Whether you've decided to get fit for the first time or you're maintaining your fitness levels, the most important item in your running wardrobe has to be your shoes. You could run in a business shirt and trousers and only feel uncomfortable and restricted, but wearing the wrong shoes for running can easily cause injury and undue stress on foot, leg, and back muscles.
What's your running philosophy?
It may seem like a weird question, but your choice of running philosophy can heavily influence your choice of running shoe. Perhaps the most popular running philosophy recently has been the barefoot running concept – that our bodies evolved to run in bare feet through grass and over rough terrain, and that wearing shoes with flexible soles that let our toes spread out can improve our running form and minimise injuries.Others tend in the almost polar opposite direction: that our feet need to be heavily supported and cushioned against impact with hard surfaces to protect them and our muscles from heavy jolts.
Barefoot running shoes
Barefoot running shoes are designed to minimise the effect of shoes on the body's natural movement, while still providing protection against stones, sharp objects, and the elements. They tend to have thin, flexible soles, minimal uppers, and often extra space in the toe area so that toes can spread to increase stability. Some go a step further and actually separate the toes out from one another. Some find that this limits the number of blisters they're prone to getting.

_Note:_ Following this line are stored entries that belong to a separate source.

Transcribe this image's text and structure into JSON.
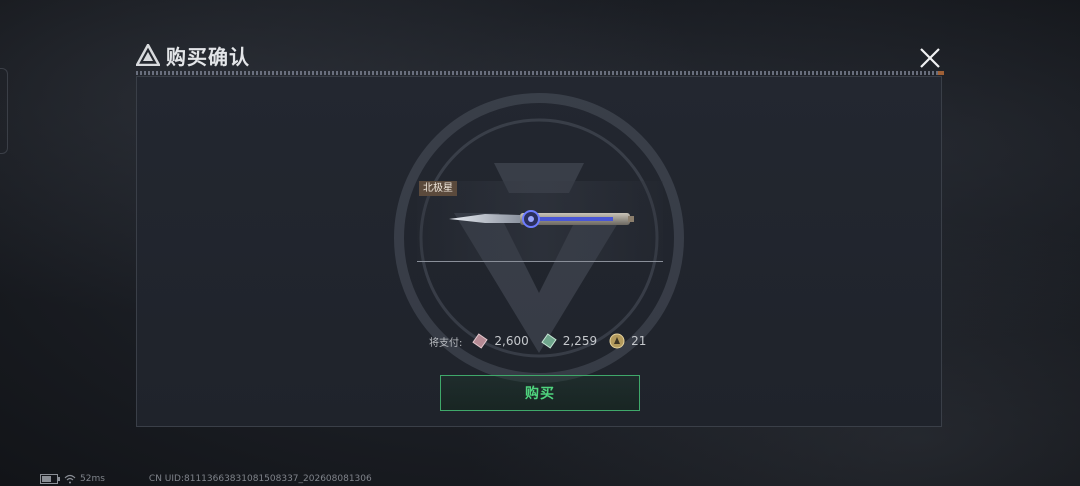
{
  "dialog": {
    "title": "购买确认",
    "close_icon": "close-x-icon"
  },
  "item": {
    "name": "北极星",
    "image_icon": "knife-weapon-image"
  },
  "payment": {
    "label": "将支付:",
    "currencies": [
      {
        "icon": "pink-ticket-icon",
        "value": "2,600"
      },
      {
        "icon": "green-ticket-icon",
        "value": "2,259"
      },
      {
        "icon": "gold-coin-icon",
        "value": "21"
      }
    ]
  },
  "buy_button": {
    "label": "购买",
    "color": "#4fd47e"
  },
  "status": {
    "battery_icon": "battery-icon",
    "wifi_icon": "wifi-icon",
    "ping": "52ms",
    "uid": "CN UID:8111366383108150833​7_202608081306"
  }
}
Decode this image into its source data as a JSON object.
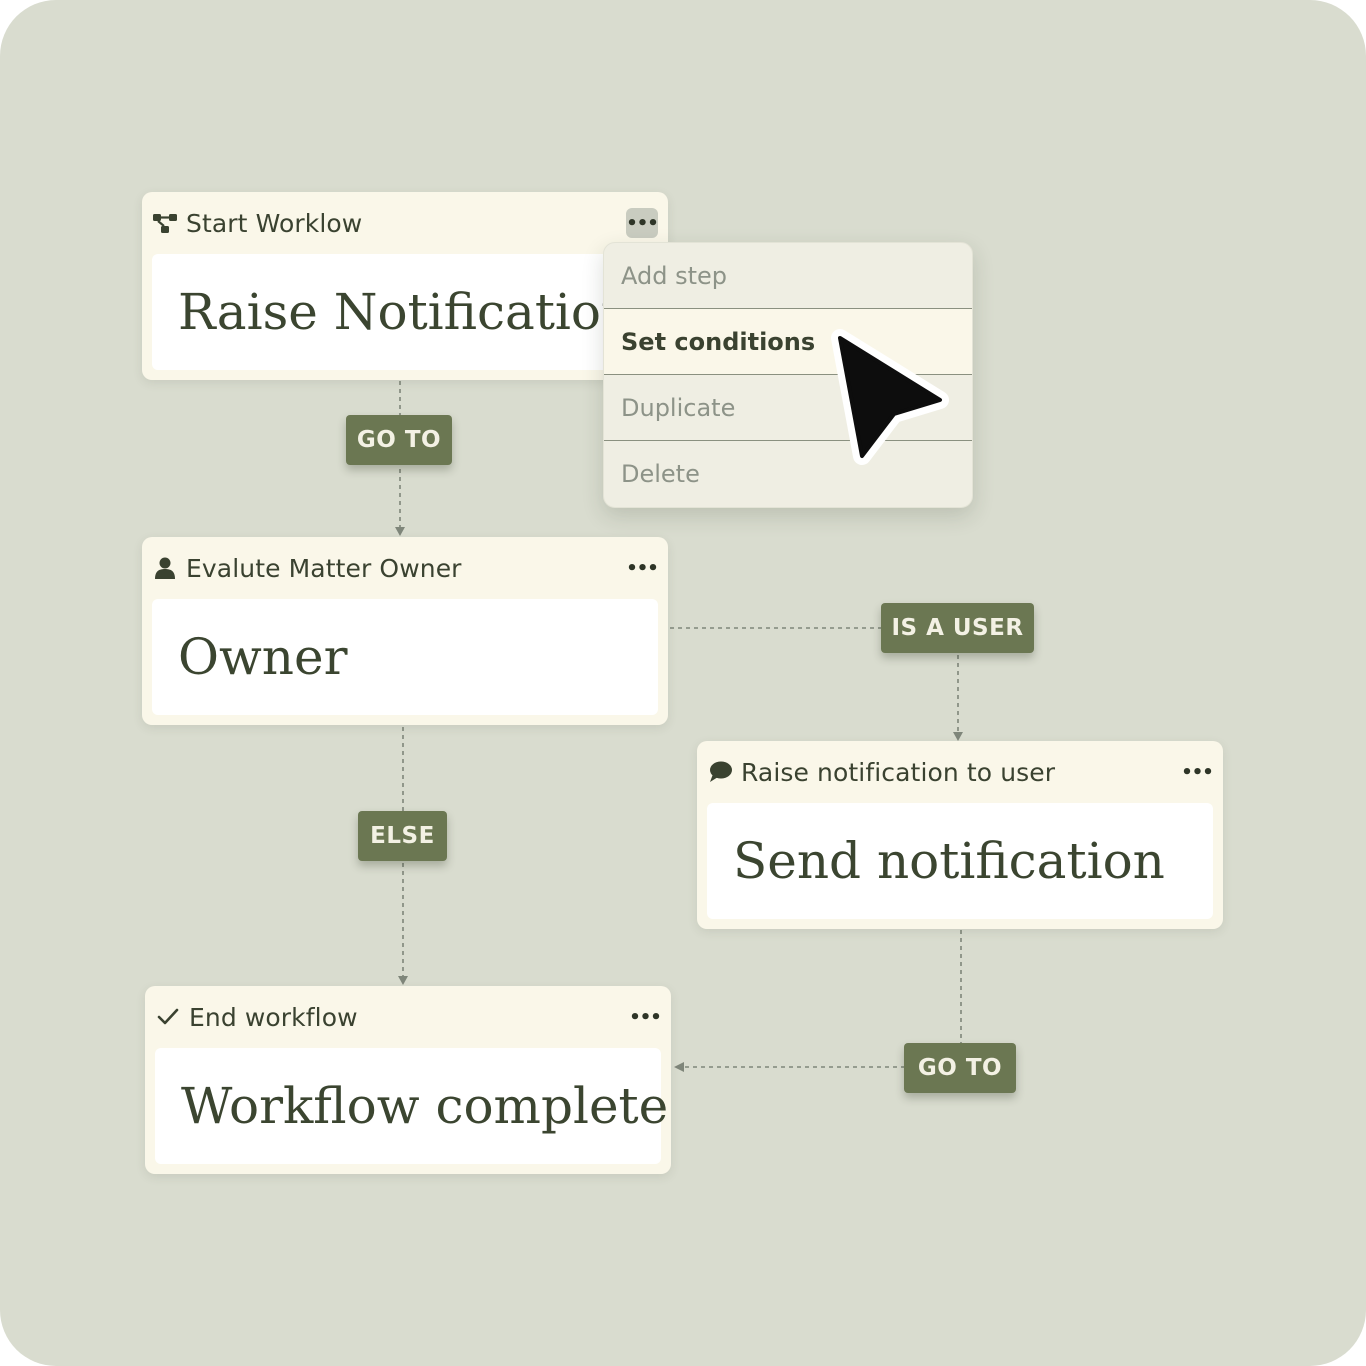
{
  "nodes": [
    {
      "id": "start",
      "title": "Start Worklow",
      "value": "Raise Notification",
      "icon": "workflow-icon"
    },
    {
      "id": "evaluate",
      "title": "Evalute Matter Owner",
      "value": "Owner",
      "icon": "user-icon"
    },
    {
      "id": "notify",
      "title": "Raise notification to user",
      "value": "Send notification",
      "icon": "chat-bubble-icon"
    },
    {
      "id": "end",
      "title": "End workflow",
      "value": "Workflow complete",
      "icon": "checkmark-icon"
    }
  ],
  "menu_glyph": "•••",
  "connectors": {
    "goto_1": "GO TO",
    "is_user": "IS A USER",
    "else": "ELSE",
    "goto_2": "GO TO"
  },
  "context_menu": {
    "items": [
      "Add step",
      "Set conditions",
      "Duplicate",
      "Delete"
    ],
    "highlighted": "Set conditions"
  },
  "colors": {
    "background": "#d9dccf",
    "card": "#faf7e9",
    "tag": "#6b7752",
    "text": "#3a4230"
  }
}
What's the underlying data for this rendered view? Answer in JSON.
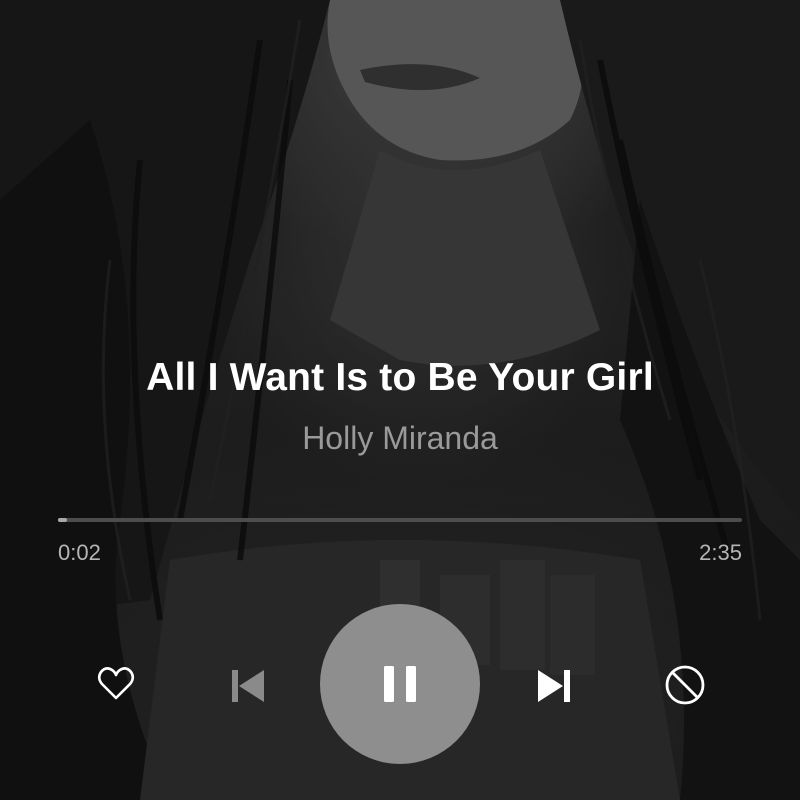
{
  "now_playing": {
    "track_title": "All I Want Is to Be Your Girl",
    "artist_name": "Holly Miranda"
  },
  "playback": {
    "elapsed": "0:02",
    "duration": "2:35",
    "progress_fraction": 0.013,
    "state": "playing"
  },
  "controls": {
    "like_icon": "heart-outline-icon",
    "previous_icon": "skip-previous-icon",
    "pause_icon": "pause-icon",
    "next_icon": "skip-next-icon",
    "ban_icon": "block-icon"
  },
  "colors": {
    "title": "#ffffff",
    "artist": "#9a9a9a",
    "progress_track": "#4d4d4d",
    "progress_fill": "#a8a8a8",
    "play_button": "#8e8e8e",
    "icon_active": "#ffffff",
    "icon_disabled": "#8a8a8a"
  }
}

Differences between genders
Women's feet tend to be a bit different to men's. They're often narrower, and have higher arches. So women's running shoes tend to allow for this by being narrower and having more arch support – especially gel-sole brands. If your feet follow this pattern, then you'll probably be more comfortable in shoes designed for women. If your feet are flatter and wider, shoes designed for men will probably fit you better.